Well, I just could not sit still. I had a decent idea of where to look for the letter so I threw my stuff into a bag, got in the car and took off for Houston. I had to talk myself out of a richly deserved speeding ticket in Wallis and I got a nail in my back right tire somewhere along the way. But I eventually straggled in to the Woodson, a little disheveled in ranch clothes and a ball cap. (No one blinked, by the way.)
And I found it! It was buried among some not-especially-interesting mimeographed flyers and college newsletters that were put out by students during the crisis. Now I have to sit and think about it for a while.
So, what am I telling you here? I’m telling you that I’m exhausted and I don’t have anything intelligent to say this evening. So I’m just going to put up an interesting picture that I don’t quite understand. Here it is:
This has to have been taken from East Hall, right? Or Baker Commons? 1915ish.
This would have been taken from the cloisters that ran between Baker Commons and East Hall before Baker Commons was lengthened so that it abutted East Hall at one corner. Early photos of the two buildings show a gap between them, with the cloisters providing a covered walkway between them. I don’t know when Baker Commons was lengthened, but you’ve posted at least one photo from 1950 that shows it had occured by then.
What and when was “Baker’s Commons”?
I lived in West Hall (Baker, I believe), in 1953-55. We had NO commons, except see below, for anything, at that time.
We dined at Mrs. Hardy’s exquisite East Hall then.
By the way, Brad Thompson ’55, and I were the resident ‘docs’ in training at the Health Service (? proper name) that existed in West Hall during those years. There was a nurse in attendance week days, and 2 M.D.s alternating sick call some mornings, but I can’t remember how frequently; one was Hugh Welsh, father of my classmate Hugh Welsh of ’56.
The Health Service occupied the bottom floor of the south end of West Hall. There was even a sick ward (about 4 beds as I recall). I don’t remember ever having any females in the sick ward, and don’t know where they might have been treated. Brad and I lived in a room on the second floor above the Health Service, using the Common Bathroom for the entire floor. [Now, that was common!]
Well, now that I wrote my above reply, I can see and read James Medford’s material about Baker Commons.
James, now you have me wondering about whether I lived in Baker Hall, at all.
“And I hope you’re satisfied, you rascal you.”
West Hall became part of Hanszen College in 1957. The Health Service continued to occupy that same location for a few more decades. East Hall became part of Baker College in 1957, and the Commons (the old dining hall) became Baker Commons.
I was at Berkeley polishing on my dissertation in ’69; so I don’t know what the “Masterson Crisis in 1969” was about. Can someone expand a bit on that topic?
The board rather abruptly appointed William Masterson president without having consulted with faculty and students, even though they had asked the faculty to form an advisory committee.

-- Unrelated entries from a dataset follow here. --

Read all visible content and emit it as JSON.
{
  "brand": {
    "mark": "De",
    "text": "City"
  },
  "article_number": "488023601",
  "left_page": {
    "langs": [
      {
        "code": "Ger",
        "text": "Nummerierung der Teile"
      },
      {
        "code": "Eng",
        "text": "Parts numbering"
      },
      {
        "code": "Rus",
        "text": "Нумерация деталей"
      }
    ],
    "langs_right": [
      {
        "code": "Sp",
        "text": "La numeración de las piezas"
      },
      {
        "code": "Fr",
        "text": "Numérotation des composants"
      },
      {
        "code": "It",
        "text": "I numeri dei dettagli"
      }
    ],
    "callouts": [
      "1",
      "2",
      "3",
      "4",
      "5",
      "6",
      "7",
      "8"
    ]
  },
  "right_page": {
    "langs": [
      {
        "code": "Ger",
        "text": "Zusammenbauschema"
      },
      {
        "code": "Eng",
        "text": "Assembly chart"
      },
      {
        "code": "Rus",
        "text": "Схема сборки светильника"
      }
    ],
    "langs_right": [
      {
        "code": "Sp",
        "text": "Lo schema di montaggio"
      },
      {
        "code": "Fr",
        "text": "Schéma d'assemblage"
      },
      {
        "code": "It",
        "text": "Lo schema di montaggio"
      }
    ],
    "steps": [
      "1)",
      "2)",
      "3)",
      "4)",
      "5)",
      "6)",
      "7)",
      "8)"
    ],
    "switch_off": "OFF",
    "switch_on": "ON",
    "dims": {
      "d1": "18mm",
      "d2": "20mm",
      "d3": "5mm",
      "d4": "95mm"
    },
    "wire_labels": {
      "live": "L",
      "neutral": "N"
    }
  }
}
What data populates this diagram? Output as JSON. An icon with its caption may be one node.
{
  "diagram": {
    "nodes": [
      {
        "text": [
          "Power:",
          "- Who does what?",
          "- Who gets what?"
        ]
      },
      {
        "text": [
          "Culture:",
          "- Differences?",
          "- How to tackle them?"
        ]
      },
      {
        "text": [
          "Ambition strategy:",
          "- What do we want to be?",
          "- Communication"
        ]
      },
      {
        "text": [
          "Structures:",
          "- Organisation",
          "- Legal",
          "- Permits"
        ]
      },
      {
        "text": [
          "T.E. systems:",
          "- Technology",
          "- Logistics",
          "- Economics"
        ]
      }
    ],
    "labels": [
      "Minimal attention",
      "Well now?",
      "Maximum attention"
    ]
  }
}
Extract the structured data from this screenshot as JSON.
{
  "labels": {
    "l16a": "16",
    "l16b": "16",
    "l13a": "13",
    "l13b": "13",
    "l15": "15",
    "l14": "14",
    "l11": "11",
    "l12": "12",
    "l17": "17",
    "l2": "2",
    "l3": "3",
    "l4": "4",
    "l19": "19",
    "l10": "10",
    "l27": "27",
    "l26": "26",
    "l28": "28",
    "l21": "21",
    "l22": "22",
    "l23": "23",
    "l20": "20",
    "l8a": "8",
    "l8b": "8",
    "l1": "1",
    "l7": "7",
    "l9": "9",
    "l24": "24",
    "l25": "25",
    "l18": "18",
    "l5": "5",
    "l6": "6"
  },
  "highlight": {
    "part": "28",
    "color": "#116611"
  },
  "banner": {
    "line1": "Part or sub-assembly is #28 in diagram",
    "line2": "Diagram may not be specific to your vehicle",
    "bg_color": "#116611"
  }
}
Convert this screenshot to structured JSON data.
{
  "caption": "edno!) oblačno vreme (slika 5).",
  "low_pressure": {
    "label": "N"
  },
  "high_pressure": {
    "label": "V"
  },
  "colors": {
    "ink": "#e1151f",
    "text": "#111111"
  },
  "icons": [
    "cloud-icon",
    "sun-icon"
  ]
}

Masterson was a Rice alum, the first master of Hanszen, and had taught and served here for many years before he left in ’66 to be president of the University of Chattanooga. For many reasons this was an extremely unpopular choice. The combination of that unpopularity and the total lack of consultation led to a revolt. Masterson resigned four days after his appointment was announced.
Actually, one of my favorite posts of yours. It shows the determination and passion (and exhaustion) when searching for a deeper understanding of events. (It also shows how an offhand reference can point someone to an item that was right under their nose).
Thanks very much, David. I appreciate your kind words more than I can tell you.